The Massachusetts Tenants Organization didn't organize tenants in their buildings. That was the job of local tenants groups. We were an umbrella group that worked on statewide issues or helped strengthen local groups. But we also engaged in politics. We created a Massachusetts Tenants PAC (political action committee). We started endorsing pro-tenant candidates for office and mobilizing tenants to register to vote, educate them about who is running for office and how the real estate lobbyist was taking their rent money and throwing it to politicians who were evicting them and raising their rent. This was straightforward.
I had some of my students working on a research project for MTO that taught them research skills but also showed them how to use research in grassroots campaigns. We identified the biggest landlords and developers in Boston and figured out which candidates and politicians got their campaign contributions. Then we researched how the City Council members voted on tenants' rights issues like rent control, not surprisingly, the politicians with the biggest campaign contributions from the real estate industry had the worst voting records on tenants' right issues. We gave our report to the Boston Globe and the Boston Herald. This ended up on the front page and generated a lot of attention and controversy. The students were proud to have worked on the project. Students felt like they were making a difference. One of the guys we supported was Ray Flynn, city councilor from South Boston, a working class neighborhood. Flynn was the biggest ally of tenant's movement, so he got our endorsement for council, had the most votes citywide. Back then all the city council members were elected at large, he won. A few years later, he decided to for mayor. I worked on his campaign. When he won in 1983, he asked me to come work for him at City Hall. So, that was my next so-called "career" move.

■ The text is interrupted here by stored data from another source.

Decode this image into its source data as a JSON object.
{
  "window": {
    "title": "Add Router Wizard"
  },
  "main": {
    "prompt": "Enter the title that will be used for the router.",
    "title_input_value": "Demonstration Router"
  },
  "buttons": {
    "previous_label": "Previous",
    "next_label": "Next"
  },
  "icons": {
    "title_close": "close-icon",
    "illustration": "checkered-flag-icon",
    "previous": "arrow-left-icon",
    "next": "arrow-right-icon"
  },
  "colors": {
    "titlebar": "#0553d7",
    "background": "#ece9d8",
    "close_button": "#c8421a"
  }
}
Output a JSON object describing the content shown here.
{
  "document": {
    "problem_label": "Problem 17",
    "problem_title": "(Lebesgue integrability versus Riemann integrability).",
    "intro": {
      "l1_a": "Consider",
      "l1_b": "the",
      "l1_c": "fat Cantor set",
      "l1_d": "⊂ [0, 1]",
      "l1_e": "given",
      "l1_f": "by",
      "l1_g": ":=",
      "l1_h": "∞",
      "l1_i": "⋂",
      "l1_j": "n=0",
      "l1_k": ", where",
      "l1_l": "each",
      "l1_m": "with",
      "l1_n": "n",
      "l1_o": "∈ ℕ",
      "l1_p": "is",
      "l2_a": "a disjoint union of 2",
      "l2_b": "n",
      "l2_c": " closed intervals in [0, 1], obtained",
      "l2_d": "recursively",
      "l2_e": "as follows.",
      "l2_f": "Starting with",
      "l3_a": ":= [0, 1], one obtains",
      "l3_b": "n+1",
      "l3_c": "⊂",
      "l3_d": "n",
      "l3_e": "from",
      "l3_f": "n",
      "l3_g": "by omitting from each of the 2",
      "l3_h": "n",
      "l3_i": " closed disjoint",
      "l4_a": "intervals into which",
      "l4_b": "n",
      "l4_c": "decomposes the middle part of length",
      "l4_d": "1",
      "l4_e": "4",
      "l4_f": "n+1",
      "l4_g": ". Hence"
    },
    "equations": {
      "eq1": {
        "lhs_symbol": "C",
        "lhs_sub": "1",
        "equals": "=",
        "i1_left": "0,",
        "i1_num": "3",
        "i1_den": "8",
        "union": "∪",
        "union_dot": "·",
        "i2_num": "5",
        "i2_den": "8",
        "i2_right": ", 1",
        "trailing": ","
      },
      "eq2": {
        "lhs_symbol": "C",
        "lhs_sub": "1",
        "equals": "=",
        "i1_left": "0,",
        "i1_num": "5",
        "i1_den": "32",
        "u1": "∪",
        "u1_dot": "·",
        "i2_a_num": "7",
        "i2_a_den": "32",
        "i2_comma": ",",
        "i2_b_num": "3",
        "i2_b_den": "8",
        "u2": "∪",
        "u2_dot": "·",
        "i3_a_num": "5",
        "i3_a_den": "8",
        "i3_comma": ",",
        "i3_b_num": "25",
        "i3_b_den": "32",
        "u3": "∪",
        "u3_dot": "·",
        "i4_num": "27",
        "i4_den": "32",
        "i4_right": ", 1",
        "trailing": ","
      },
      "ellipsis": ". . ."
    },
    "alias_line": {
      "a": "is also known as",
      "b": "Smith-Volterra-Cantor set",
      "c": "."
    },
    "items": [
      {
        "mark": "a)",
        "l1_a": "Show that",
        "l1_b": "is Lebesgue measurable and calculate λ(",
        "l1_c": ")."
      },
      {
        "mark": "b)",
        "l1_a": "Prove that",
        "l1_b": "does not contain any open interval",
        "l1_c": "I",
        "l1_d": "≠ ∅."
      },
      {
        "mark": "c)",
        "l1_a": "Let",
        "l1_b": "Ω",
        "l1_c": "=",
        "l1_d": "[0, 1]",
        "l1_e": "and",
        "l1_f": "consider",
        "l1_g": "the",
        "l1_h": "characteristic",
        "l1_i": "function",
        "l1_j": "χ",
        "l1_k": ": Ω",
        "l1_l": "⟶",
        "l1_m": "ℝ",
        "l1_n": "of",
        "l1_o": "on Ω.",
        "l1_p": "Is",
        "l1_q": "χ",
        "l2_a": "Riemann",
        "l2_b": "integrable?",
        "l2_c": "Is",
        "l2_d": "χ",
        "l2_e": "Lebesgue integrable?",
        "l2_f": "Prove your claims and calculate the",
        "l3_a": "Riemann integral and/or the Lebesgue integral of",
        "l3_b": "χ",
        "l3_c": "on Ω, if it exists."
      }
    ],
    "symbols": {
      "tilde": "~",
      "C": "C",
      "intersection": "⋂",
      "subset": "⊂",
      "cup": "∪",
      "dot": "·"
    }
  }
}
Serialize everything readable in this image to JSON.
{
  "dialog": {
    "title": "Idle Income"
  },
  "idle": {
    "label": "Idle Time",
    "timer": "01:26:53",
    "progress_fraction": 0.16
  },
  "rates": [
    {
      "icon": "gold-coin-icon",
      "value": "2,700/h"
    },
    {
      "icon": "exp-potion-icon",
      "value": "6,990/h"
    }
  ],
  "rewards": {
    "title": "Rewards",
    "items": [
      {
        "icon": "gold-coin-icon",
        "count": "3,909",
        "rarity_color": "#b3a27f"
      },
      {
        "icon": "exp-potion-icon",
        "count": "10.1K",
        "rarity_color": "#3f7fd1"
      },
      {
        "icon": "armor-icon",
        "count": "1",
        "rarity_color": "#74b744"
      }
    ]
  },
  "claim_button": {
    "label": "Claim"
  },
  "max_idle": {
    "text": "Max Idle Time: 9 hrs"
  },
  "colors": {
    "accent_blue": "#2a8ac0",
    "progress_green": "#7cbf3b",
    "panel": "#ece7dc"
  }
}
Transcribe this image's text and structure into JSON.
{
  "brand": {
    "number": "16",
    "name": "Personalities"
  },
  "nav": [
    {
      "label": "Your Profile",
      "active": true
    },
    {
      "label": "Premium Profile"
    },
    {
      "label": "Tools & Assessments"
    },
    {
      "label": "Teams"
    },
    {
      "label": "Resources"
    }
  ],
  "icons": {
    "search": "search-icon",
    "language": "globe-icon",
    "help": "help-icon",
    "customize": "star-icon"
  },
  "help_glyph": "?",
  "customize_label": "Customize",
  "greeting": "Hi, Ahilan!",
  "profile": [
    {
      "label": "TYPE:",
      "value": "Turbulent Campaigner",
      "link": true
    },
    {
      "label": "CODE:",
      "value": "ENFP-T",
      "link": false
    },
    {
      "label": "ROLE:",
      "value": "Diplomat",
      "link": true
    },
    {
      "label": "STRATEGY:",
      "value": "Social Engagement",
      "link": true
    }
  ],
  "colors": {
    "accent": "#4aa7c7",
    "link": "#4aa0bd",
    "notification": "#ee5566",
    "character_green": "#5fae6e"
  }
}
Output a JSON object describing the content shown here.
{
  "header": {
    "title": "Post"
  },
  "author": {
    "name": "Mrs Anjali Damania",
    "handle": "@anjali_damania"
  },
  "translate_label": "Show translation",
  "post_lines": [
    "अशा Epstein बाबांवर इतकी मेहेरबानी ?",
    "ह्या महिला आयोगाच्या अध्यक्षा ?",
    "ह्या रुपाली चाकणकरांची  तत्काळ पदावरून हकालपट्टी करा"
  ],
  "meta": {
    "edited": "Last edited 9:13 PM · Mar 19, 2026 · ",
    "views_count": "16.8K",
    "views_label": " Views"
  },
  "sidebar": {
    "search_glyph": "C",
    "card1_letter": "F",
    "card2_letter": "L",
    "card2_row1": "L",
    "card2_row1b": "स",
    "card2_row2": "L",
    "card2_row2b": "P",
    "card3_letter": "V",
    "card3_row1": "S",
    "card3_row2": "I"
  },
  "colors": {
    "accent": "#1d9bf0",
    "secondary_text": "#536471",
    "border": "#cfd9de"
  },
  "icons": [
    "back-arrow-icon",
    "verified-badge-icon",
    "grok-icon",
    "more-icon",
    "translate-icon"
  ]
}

During the campaign, I worked on policy issues, wrote speeches, and press releases, and helped get tenants groups to work in his campaign. He was elected Mayor in 1983. It was a huge shock, because he didn't have much money, and people didn't think he had a chance to win. There were eight people running and the two candidates with the most votes got into the run-off. So, Flynn and Mel King, an African American radical, wound up in the run-off. Most of the academic radicals in Boston supported King, while most of the community organizing groups and unions supported Flynn. When Flynn won, he asked me if I wanted to work for him. My only experience in City Hall was either protesting outside or testifying at a Council Chamber meeting on behalf of rent control. I didn't know how government actually worked, but I learned quickly.